La noche antes de salir hacia su casa de Las Lilas, Ernesto y Adela Teldi repasaban algunos detalles de la fiesta.

– Contando a los Stephanopoulos, somos treinta y tres en total, y esa cifra nunca me ha gustado -dijo Ernesto Teldi.

– ¿Porque a esa edad murieron Cristo… y Alejandro Magno… y también Evita Perón? -inquirió Adela-. No creo que deba preocuparte, pensé que eran otras tus supersticiones.

La conversación se desarrollaba por teléfono. El matrimonio Teldi ocupaba habitaciones contiguas en el hotel Palace, comunicadas por una puerta, pero ni uno ni otro atravesaba jamás esa vía discreta, coartada perfecta de tantos amoríos; bendita puerta, que sin duda se había ocupado de preservar las apariencias de muchas parejas clandestinas que, después de una tarde de amor, abandonaban el escenario cada uno por su lado y sin temores. En este caso, en cambio, la puerta servía para todo lo contrario: parecía unir, pero no se abría nunca, ya que los Teldi llevaban vidas paralelas. Las suyas eran como dos líneas viajando en el Tiempo, una al lado de la otra, que sólo habrían de juntarse en el infinito… o quizá un poco más cerca: las convenciones sociales los unirían seguramente en la misma sepultura, porque ése es el indeclinable final para todo matrimonio bien avenido. Y también para aquellas parejas que se son completamente indiferentes.

– ¿Te he explicado ya el problema del señor Algobranghini, Adela? Detesta a Stephanopoulos; creo que tuvieron una pelea por una cimitarra persa; arréglatelas para que dos coleccionistas tan quisquillosos no coincidan en la misma mesa y nos estropeen la noche.

Estos dos extraños apellidos, junto a otras tres decenas igualmente desconocidos, figuraban en la lista de invitados que Adela consultaba ahora al hablar con su marido. Y al lado de cada nombre, con la caligrafía sobria de Ernesto Teldi, se precisaba su especialidad: había dos coleccionistas de armas blancas, tres «fetichistas de todo lo relacionado con Dickens» (así rezaba la explicación), además de tres entusiastas de los iconos griegos -pero sólo aquellos en los que figurara san Jorge-; un «amante de las figuritas Rapanui» (qué sería aquello, se pregunta Adela antes de continuar), y la lista se completaba con coleccionistas menos exóticos, como los que se especializan en cartas de amor de grandes personajes, en soldaditos de plomo, en libros de fantasmas o en huevos de Fabergé.

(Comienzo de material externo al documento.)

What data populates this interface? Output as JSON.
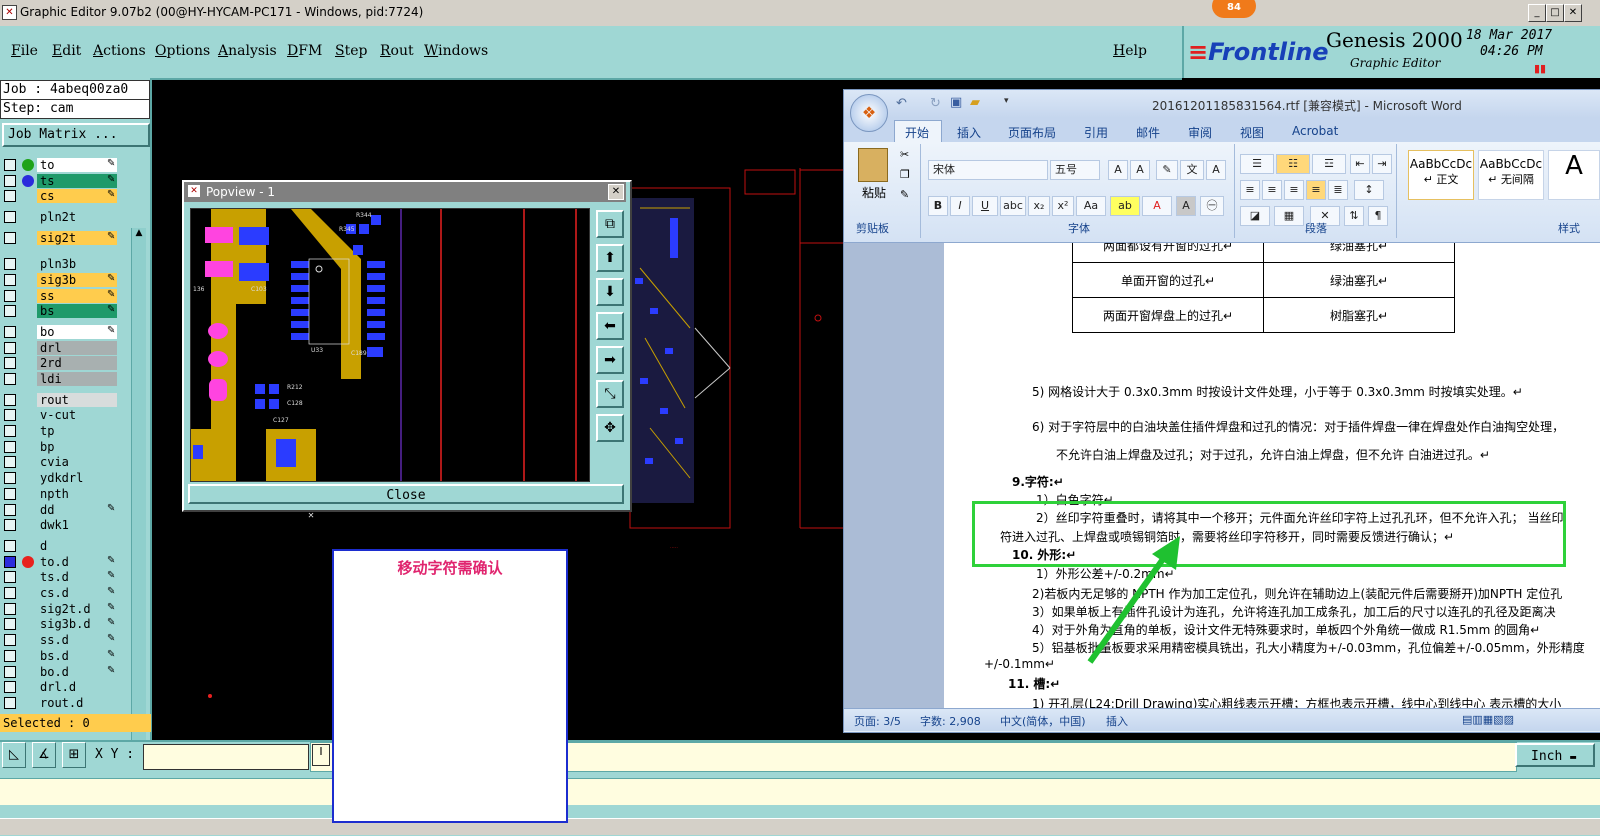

Adela repasa la lista por si conoce a alguien, pero no figura ninguno de los nombres famosos en el mundo del arte, y Adela, con una sonrisa, se pregunta cuál de los presentes será el objetivo de Ernesto Teldi. ¿Algobranghini, el coleccionista de armas blancas?, ¿la señorita Liau Chi, especialista en libros de fantasmas? O tal vez el elegido sea el único de los nombres que no viene acompañado de anotación alguna, un tal monsieur Pitou. Adela se encoge de hombros, lleva tantos años viendo cómo su marido se dedica con afinada intuición al juego de comprar a buen precio valiosos objetos para su venta posterior, que la caza ha llegado a parecerle divertida. Sobre todo últimamente, ahora que Teldi, ya muy rico, a veces persigue algún objeto especial, no de gran valor pero sí raro: hacerse con piezas únicas y extravagancias era la culminación de toda una vida dedicada al arte. Es evidente que una fiesta con esos invitados debe de tener como objetivo la captura de una pieza que esté en posesión de algún excéntrico al que su marido agasajará y adulará hasta rendirlo con su encanto.

– No quiero que haya lugares prefijados en las mesas, Adela. Todo tiene que parecer casual; pero de todos modos, confío en ti para que Stephanopoulos y monsieur Pitou se sienten con nosotros: Pitou a mi derecha y Stephanopoulos a la tuya.